Sexual issues are very common in women. In the United States, approximately 40 percent of women have sexual concerns and 12 percent report distressing sexual issues.
Female sexual dysfunction takes many different forms, including lack of sexual desire (low libido), impaired arousal, inability to achieve orgasm, or pain with sexual activity. Sexual dysfunction may be a lifelong problem, or it may be acquired later in life after a period of normal sexual functioning.
FEMALE SEXUAL RESPONSE CYCLE — An understanding of normal sexual response is helpful in understanding female sexual dysfunction. The female sexual response cycle is divided into four phases:
●Desire (libido) – desire to have sexual activity, including sexual thoughts, images, and wishes
●Arousal (excitement) – subjective sense of sexual pleasure accompanied by physiologic changes, including genital vasocongestion and increases in heart rate, blood pressure, and respiratory rate
●Orgasm – peaking of sexual pleasure and release of sexual tension, with rhythmic contractions of the perineal muscles and reproductive organs
●Resolution – muscular relaxation and a sense of general well-being following sexual activity
The above is a general framework for the female sexual response cycle. However, for many women, the phases may vary in sequence, overlap, repeat, or be absent during all or some sexual encounters. For an example, many women in long-term relationships report that desire is not initially present. However, it is common for such women to have desire arise as a response to pleasurable activity in the arousal phase. The desire to exercise is an analog, in that the desire to exercise is absent, but exercise is undertaken, then part way through or perhaps even after, good feelings arise.
The sexual response cycle must also be understood within an interpersonal context. While desire may be an initiating factor for sexual activity, women are often motivated by other reasons, including a wish for emotional closeness and to strengthen a relationship with a partner. Additionally, subjective satisfaction with the sexual experience may not require achieving all response phases, including orgasm.
The etiology of sexual dysfunction is often multi-factorial and may include psychological issues such as depression or anxiety, difficult within the relationship, fatigue, stress, change in roles, lack of privacy/environmental issues, history of prior physical or sexual abuse, medications, or physical problems that make sexual activity uncomfortable, such as endometriosis or genitourinary syndrome of menopause.
Unlike men’s main sexual concern, which is erectile dysfunction, women’s biggest sexual issue is low libido, or low desire.
The largest United States study of female sexual dysfunction, Prevalence of Female Sexual Problems Associated with Distress and Determinants of Treatment Seeking (PRESIDE), found low desire was reported by 39 percent of women and associated with distress in 10 to 14 percent.
Over the years of working with women, I’ve had hundreds of opportunities to listen to women’s concerns about low libido. Having examined the physical and metabolic aspects of libido, I almost always found it to be a life stage issue, an emotional issue, a relationship issue, or a fatigue/stress issue, which is not alleviated by taking a pill.

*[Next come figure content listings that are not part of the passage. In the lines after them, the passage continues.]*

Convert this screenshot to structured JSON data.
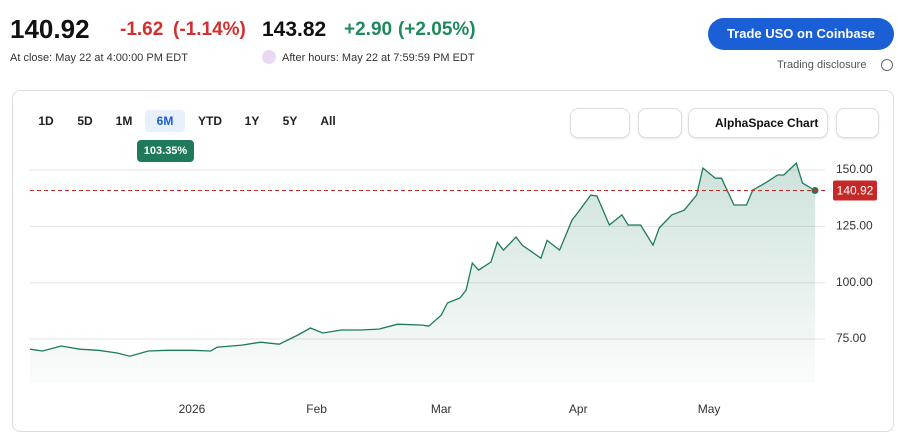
{
  "header": {
    "price": "140.92",
    "change": "-1.62",
    "change_pct": "(-1.14%)",
    "after_price": "143.82",
    "after_change": "+2.90",
    "after_change_pct": "(+2.05%)",
    "close_note": "At close: May 22 at 4:00:00 PM EDT",
    "after_note": "After hours: May 22 at 7:59:59 PM EDT",
    "trade_button": "Trade USO on Coinbase",
    "disclosure": "Trading disclosure"
  },
  "toolbar": {
    "ranges": [
      "1D",
      "5D",
      "1M",
      "6M",
      "YTD",
      "1Y",
      "5Y",
      "All"
    ],
    "selected": "6M",
    "range_return": "103.35%",
    "chart_button": "AlphaSpace Chart"
  },
  "chart_data": {
    "type": "area",
    "x": [
      0,
      2,
      5,
      8,
      11,
      14,
      16,
      19,
      22,
      26,
      29,
      30,
      34,
      37,
      40,
      43,
      45,
      47,
      50,
      53,
      56,
      59,
      63,
      64,
      66,
      67,
      69,
      70,
      71,
      72,
      74,
      75,
      76,
      78,
      79,
      82,
      83,
      85,
      87,
      88,
      90,
      91,
      93,
      95,
      96,
      98,
      100,
      101,
      103,
      105,
      107,
      108,
      110,
      111,
      113,
      115,
      116,
      118,
      120,
      121,
      123,
      124,
      126
    ],
    "series": [
      {
        "color": "#1f7a5c",
        "values": [
          70.5,
          69.7,
          71.9,
          70.5,
          70,
          68.8,
          67.4,
          69.7,
          70,
          70,
          69.7,
          71.4,
          72.3,
          73.6,
          72.7,
          76.8,
          79.9,
          77.7,
          79,
          79,
          79.4,
          81.6,
          81.2,
          80.7,
          85.6,
          91,
          93.2,
          96.7,
          108.7,
          105.6,
          109.2,
          118,
          114.5,
          120.3,
          116.7,
          110.9,
          118.8,
          114.5,
          127.8,
          131.4,
          138.9,
          138.5,
          125.6,
          130.1,
          125.6,
          125.6,
          116.7,
          124.3,
          130.1,
          132.2,
          138.9,
          150.9,
          146.4,
          146.4,
          134.5,
          134.5,
          141.1,
          144.2,
          147.8,
          147.8,
          153.1,
          144.2,
          140.92
        ]
      }
    ],
    "xlim": [
      0,
      126
    ],
    "xticks": [
      {
        "value": 26,
        "label": "2026"
      },
      {
        "value": 46,
        "label": "Feb"
      },
      {
        "value": 66,
        "label": "Mar"
      },
      {
        "value": 88,
        "label": "Apr"
      },
      {
        "value": 109,
        "label": "May"
      }
    ],
    "ylim": [
      55.5,
      158.9
    ],
    "yticks": [
      {
        "value": 75,
        "label": "75.00"
      },
      {
        "value": 100,
        "label": "100.00"
      },
      {
        "value": 125,
        "label": "125.00"
      },
      {
        "value": 150,
        "label": "150.00"
      }
    ],
    "reference_line": {
      "value": 140.92,
      "color": "#c62828"
    },
    "grid": true
  }
}
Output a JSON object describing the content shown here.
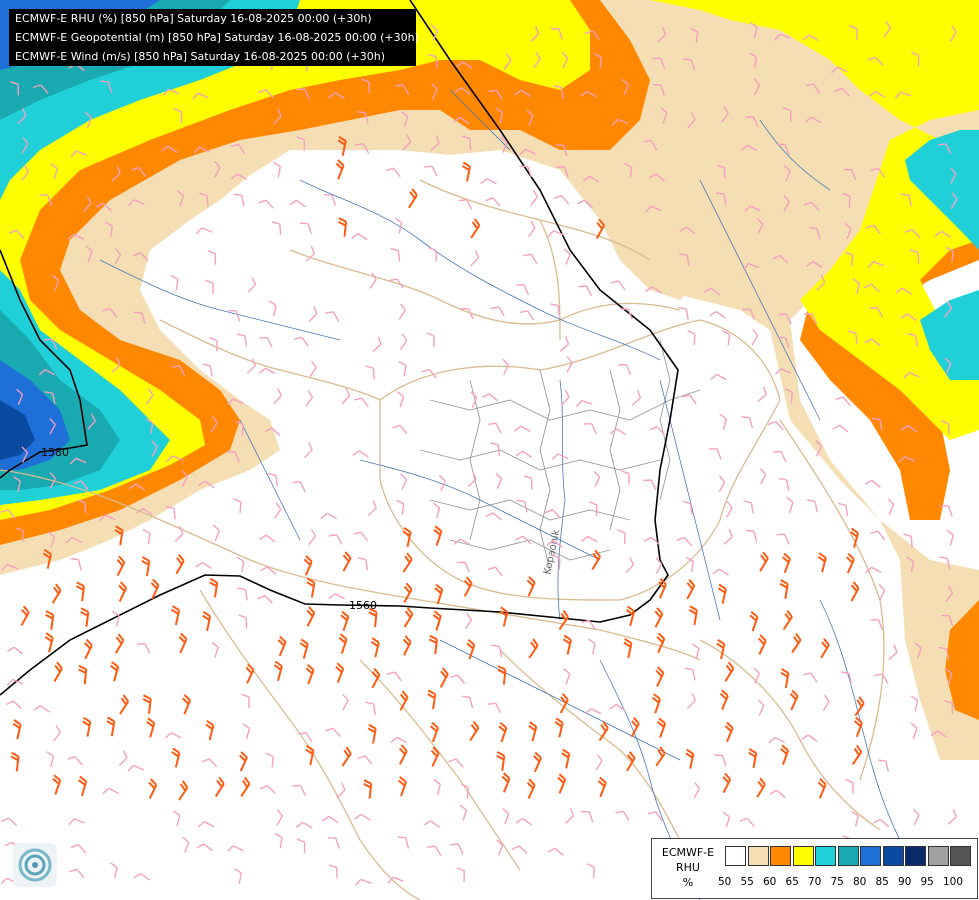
{
  "header": {
    "lines": [
      "ECMWF-E RHU (%) [850 hPa] Saturday 16-08-2025 00:00 (+30h)",
      "ECMWF-E Geopotential (m) [850 hPa] Saturday 16-08-2025 00:00 (+30h)",
      "ECMWF-E Wind (m/s) [850 hPa] Saturday 16-08-2025 00:00 (+30h)"
    ]
  },
  "contours": {
    "upper_label": "1580",
    "lower_label": "1560"
  },
  "river_label": "Kopaonik",
  "legend": {
    "title_lines": [
      "ECMWF-E",
      "RHU",
      "%"
    ],
    "classes": [
      {
        "value": "50",
        "color": "#ffffff"
      },
      {
        "value": "55",
        "color": "#f5deb3"
      },
      {
        "value": "60",
        "color": "#ff8800"
      },
      {
        "value": "65",
        "color": "#ffff00"
      },
      {
        "value": "70",
        "color": "#20d0d8"
      },
      {
        "value": "75",
        "color": "#18aab0"
      },
      {
        "value": "80",
        "color": "#1e6fd8"
      },
      {
        "value": "85",
        "color": "#0a4aa0"
      },
      {
        "value": "90",
        "color": "#0a2a6a"
      },
      {
        "value": "95",
        "color": "#a0a0a0"
      },
      {
        "value": "100",
        "color": "#555555"
      }
    ]
  },
  "colors": {
    "rhu_55": "#f5deb3",
    "rhu_60": "#ff8800",
    "rhu_65": "#ffff00",
    "rhu_70": "#20d0d8",
    "rhu_75": "#18aab0",
    "rhu_80": "#1e6fd8",
    "rhu_85": "#0a4aa0",
    "wind_light": "#f4a0c0",
    "wind_strong": "#ff5a10",
    "borders": "#d9bb90",
    "rivers": "#4a78b8",
    "admin": "#999999",
    "contour": "#000000"
  },
  "icons": [
    "ecmwf-logo-icon"
  ]
}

Life stage refers to a common phase in life, such as having a child. Sexual concerns such as low desire, are common during the period after having a child. In one study of over 400 women who had their first child, 83 percent reported sexual issues at three months after delivery and 64 percent at six months. Of course there are many factors to consider within this such as change in body image, change in roles as in taking on the role of mother while loosing the role of maiden, change in sleep patterns, etc.
Another life stage is becoming a caregiver for an elderly relative. The caregiver role draws upon the resources of time, energy, and emotions for a woman. This too is a common factor that decreases sexual desire for women.
The important thing to remember about life stages is that they are transient. They also require a resourceful approach. So it can be a very useful exercise to explore what life skills, strengthens, and prior experiences could be employed for this situation that are already within the person. Lastly exploring creative options as far as assistance through a life stage is helpful. This may be hiring help or hiring a counselor, calling upon family or friends, or creating a neighbor/community share group.
Low libido may arise also just out of the natural phases within a long-term relationship. Relationship duration has been found to have a major effect on sexual satisfaction. In a study of over 1800 men and women between the ages of 19 to 32 years in stable relationships, sexual activity and satisfaction declined as the duration of partnership increase. Interestingly, sexual desire over time declined only for women, while desire for tenderness declined in men and rose in women.
I have found questions such as “Are you attracted to your partner? Do you feel completely seen and accepted by your partner? Do you feel unconditional love from your partner…can they see your cellulite and yet know your soul? Do you feel relaxed with your partner? Do you laugh together? Do you play together? Do you make time for each other outside the bedroom? Do you know you come first in your partner’s life? What is your current stress level? What is your partner’s current stress level? Who do you take care of?” to be the most revealing in terms of why there is an experience of low libido.
Over the years that I served as a gynecologist, these are the questions that I found really need to be explored to have a true and lasting impact on libido. Counseling is invaluable in exploring these questions.
My best to you!
Acknowledgement: This article is not intended to exclude LBGT community, rather it is simply written from my personal and professional experience about this issue.